Le ministre a fait appel, estimant que le tribunal avait dénaturé les faits et en demandant une substitution de base légale, sollicitant l'application de l'article 109-1-1° du CGI, ou à titre subsidiaire l'article 111-c du CGI, afin de justifier l'imposition des revenus réputés distribués. Le ministre soutenait que M. A., en sa qualité de "maître de l'affaire", devait être réputé avoir appréhendé les sommes.

 

La Cour vient de faire droit à la demande du ministre en réformant le jugement du tribunal

 

Concernant la substitution de base légale, la Cour a fait droit à la demande du ministre.

Elle a rappelé que l'administration peut invoquer à tout moment un nouveau motif de droit, sous réserve que cette substitution ne prive pas le contribuable d'une garantie de procédure. En l'espèce, le passage du 2° au 1° de l'article 101-1 du CGI ne privait pas les contribuables d'une telle garantie. En conséquence, la Cour a estimé que le tribunal avait eu tort de décharger les impositions en se fondant sur l'absence de preuve d'appréhension des sommes, dès lors que la qualification de M. A. comme maître de l'affaire suffisait à établir cette appréhension sous le régime de l'article 109-1-1°.

 

Sur le bien-fondé des impositions, la Cour a confirmé la qualification de M. A. comme "maître de l'affaire". Elle a relevé qu'il était

  • associé fondateur à 50%,
  • gérant,
  • et seul détenteur de la signature bancaire des comptes de la société, ce qui lui donnait les pouvoirs les plus étendus pour user des biens de la société comme les siens.

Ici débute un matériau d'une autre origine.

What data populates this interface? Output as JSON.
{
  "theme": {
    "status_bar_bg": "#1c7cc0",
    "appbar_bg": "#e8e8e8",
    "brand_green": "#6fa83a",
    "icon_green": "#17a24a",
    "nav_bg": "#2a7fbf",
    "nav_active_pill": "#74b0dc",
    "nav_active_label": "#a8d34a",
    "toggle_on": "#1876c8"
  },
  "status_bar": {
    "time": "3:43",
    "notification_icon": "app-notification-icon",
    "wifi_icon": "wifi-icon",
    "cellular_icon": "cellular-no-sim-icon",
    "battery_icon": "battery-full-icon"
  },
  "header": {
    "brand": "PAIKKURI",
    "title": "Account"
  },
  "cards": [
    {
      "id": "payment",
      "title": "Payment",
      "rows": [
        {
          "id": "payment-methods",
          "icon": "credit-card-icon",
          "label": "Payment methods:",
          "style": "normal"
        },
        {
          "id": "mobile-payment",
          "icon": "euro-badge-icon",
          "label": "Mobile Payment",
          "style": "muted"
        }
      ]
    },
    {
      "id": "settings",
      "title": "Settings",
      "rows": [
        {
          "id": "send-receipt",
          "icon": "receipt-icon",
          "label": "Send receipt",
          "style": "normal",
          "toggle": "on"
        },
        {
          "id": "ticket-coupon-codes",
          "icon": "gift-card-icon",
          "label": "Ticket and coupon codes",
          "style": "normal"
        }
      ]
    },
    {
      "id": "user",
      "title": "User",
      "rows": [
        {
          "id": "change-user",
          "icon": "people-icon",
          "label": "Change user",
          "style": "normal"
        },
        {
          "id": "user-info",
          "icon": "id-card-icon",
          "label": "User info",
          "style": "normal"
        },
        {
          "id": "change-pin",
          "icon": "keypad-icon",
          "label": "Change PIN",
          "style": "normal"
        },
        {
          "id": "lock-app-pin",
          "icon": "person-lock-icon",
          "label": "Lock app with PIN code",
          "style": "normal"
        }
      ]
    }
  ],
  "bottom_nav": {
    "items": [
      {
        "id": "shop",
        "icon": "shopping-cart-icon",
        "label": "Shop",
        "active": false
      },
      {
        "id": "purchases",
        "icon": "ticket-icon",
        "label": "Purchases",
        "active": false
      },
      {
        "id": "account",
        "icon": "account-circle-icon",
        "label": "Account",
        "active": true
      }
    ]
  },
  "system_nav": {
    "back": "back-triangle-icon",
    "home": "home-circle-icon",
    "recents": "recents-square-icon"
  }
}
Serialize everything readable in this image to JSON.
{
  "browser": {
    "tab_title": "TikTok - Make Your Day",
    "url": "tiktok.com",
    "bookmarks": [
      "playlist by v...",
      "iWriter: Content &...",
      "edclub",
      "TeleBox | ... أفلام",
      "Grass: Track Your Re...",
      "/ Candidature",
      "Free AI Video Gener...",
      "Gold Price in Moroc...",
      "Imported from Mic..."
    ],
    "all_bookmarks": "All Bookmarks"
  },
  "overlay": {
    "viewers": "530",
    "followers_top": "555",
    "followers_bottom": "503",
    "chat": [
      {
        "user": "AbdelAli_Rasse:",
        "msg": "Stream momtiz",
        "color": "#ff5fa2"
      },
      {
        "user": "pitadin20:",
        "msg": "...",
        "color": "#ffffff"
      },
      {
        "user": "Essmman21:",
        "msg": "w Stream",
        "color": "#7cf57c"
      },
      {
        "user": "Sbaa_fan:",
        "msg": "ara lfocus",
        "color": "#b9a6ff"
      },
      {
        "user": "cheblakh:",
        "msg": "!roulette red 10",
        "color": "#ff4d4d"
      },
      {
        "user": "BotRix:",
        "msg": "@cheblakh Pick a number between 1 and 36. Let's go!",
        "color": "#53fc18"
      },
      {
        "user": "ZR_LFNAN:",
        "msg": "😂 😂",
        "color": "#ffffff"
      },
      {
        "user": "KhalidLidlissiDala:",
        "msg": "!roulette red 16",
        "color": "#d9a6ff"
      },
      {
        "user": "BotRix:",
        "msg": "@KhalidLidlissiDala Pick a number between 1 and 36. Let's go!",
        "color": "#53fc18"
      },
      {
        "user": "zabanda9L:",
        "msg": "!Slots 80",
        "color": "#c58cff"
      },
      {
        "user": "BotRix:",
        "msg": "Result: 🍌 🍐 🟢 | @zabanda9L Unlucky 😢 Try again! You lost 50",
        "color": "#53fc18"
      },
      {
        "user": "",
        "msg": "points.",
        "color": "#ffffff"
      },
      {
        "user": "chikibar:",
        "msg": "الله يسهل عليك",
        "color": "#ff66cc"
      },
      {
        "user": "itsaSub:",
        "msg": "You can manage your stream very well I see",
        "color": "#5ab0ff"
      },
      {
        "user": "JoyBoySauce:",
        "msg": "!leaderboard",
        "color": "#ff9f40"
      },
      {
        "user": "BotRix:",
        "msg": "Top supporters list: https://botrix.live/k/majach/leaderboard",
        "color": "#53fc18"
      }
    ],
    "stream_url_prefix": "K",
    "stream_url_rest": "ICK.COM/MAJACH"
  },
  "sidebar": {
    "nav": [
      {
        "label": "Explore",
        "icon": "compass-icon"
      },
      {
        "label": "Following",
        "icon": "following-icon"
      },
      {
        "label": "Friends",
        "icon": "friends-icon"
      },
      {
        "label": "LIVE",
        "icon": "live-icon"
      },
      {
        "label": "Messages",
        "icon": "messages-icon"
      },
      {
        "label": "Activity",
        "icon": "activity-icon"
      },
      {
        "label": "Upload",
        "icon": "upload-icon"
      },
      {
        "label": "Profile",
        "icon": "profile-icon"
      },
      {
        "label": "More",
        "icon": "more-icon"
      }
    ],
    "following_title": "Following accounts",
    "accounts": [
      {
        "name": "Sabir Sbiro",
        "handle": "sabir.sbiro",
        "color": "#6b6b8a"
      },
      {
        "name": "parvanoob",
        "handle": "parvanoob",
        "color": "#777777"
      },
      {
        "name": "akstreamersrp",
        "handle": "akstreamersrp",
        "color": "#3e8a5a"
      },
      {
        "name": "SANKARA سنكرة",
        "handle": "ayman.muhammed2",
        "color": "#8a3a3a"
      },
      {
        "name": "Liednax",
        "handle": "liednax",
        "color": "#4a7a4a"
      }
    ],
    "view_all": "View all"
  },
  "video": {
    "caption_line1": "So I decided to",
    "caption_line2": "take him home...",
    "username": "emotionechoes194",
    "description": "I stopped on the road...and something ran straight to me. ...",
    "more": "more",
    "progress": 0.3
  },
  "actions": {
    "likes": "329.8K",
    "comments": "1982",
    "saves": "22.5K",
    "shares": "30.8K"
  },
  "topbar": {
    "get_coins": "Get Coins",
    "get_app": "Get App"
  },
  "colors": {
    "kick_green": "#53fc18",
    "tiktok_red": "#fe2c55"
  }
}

Pour la Cour, ces éléments, à eux seuls, suffisent à présumer qu'il a appréhendé les distributions, d'autant que les contribuables n'ont apporté aucune preuve d'une prétendue "escroquerie" ou "éviction". Le fait que les sommes n'apparaissent pas sur leurs comptes bancaires personnels n'est pas suffisant pour écarter cette présomption.

 

Cependant, la Cour a apporté une nuance concernant le montant des sommes imposables. Elle a rappelé l'article 110 du CGI, selon lequel les bénéfices réputés distribués sur le fondement de l'article 109-1-1° se limitent au rehaussement du résultat de l'exercice retenu pour l'assiette de l'impôt sur les sociétés. Par ailleurs, l'article L. 77 du LPF prévoit que le supplément de TVA afférent à un exercice donné est déduit des résultats du même exercice pour l'assiette de l'impôt sur les sociétés.

 

Partant, le montant réputé distribué au titre de l'article 109-1-1° se limite au montant hors taxe des recettes dissimulées. Si le rappel de TVA peut être imposé entre les mains de l'associé, c'est alors sur le fondement de l'article 109-1-2°, et à la condition que l'administration prouve que cette somme a été mise à la disposition du contribuable. Or, puisque l'administration avait retiré le fondement de l'article 109-1-2°, elle ne pouvait plus maintenir l'imposition du rappel de TVA sur ce fondement. La Cour a donc déchargé les contribuables des impositions correspondant au montant de TVA inclus dans les sommes considérées comme distribuées.

 

Enfin, la Cour a confirmé les pénalités pour manquement délibéré (40%), estimant que la disproportion entre les revenus déclarés et les versements sur les comptes bancaires des contribuables suffisait à établir le caractère délibéré du manquement.

 

 

La démonstration de la qualité de "maître de l'affaire" par l'administration simplifie la preuve de l'appréhension des revenus distribués, mais la base légale choisie conditionne le montant imposable, notamment en ce qui concerne l'intégration ou non de la TVA dans les sommes réputées distribuées.